Et c'est là que la question se pose : doit-on traiter ou pas? Doit-on administrer une injection d'hormone toutes les 3 ou 4 semaines à l'enfant qui connaît une puberté précoce pour ne pas perdre quelques cm de grandeur. Cette dose d'hormone va empêcher l'hypophyse de stimuler les ovaires et ainsi va stopper momentanément le phénomène de la puberté tout le temps que durera le traitement.

Par ailleurs, les médecins se demandent si ces traitements ont finalement l'impact recherché sur la grandeur de la jeune fille . Quant à savoir si la fillette de 5 ou 6 ans peut souffrir de voir son corps se transformer et se sentir différente de ses amies, le Dr Barnes croit plutôt que ce sont les parents qui ont plus de mal à accepter les transformations chez leur fille.

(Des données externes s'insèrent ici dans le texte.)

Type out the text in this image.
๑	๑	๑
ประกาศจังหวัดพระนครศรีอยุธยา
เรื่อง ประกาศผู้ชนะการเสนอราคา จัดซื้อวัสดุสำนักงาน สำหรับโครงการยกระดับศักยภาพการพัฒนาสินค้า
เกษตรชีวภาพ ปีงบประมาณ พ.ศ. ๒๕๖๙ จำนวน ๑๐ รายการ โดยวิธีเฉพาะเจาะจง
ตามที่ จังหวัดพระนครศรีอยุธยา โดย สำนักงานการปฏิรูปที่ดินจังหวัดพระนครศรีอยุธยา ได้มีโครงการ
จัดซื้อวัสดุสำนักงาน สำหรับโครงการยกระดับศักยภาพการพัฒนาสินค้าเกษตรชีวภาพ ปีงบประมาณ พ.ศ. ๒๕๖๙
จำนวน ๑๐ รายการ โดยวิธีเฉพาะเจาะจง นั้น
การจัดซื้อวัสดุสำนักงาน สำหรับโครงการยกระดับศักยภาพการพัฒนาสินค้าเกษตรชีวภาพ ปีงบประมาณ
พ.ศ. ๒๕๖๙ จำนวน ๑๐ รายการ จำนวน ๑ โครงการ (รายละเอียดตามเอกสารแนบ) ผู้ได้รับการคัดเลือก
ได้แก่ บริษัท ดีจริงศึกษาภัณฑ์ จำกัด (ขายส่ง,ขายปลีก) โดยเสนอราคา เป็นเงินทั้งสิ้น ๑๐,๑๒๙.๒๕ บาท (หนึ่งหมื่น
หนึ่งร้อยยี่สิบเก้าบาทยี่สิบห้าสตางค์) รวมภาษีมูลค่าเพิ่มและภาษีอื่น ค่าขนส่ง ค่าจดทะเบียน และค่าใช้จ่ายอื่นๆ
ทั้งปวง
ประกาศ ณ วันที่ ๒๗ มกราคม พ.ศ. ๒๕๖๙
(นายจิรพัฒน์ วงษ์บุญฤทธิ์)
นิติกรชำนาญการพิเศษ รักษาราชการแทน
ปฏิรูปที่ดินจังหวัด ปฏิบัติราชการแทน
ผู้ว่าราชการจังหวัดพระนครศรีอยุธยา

« J'ai l'impression que nous pouvons faire beaucoup plus de dommages en essayant de convaincre cette jeune fille qu'il y a quelque chose qui ne va pas, il faut donner un diagnostic médical à quelque chose de naturel et qu'il faut donner une injection dans les fesses à chaque mois pour supprimer quelque chose qui est entièrement normal, nous dit le Dr Barnes. L'aspect psychologique de tout cela m'effraie un peu plus que l'aspect de devoir se préparer pour des changements physiologiques naturels. »

Et puis, il y a le passage à l'adolescence! C'est peut-être celui qui finalement donne le plus de sueurs froides!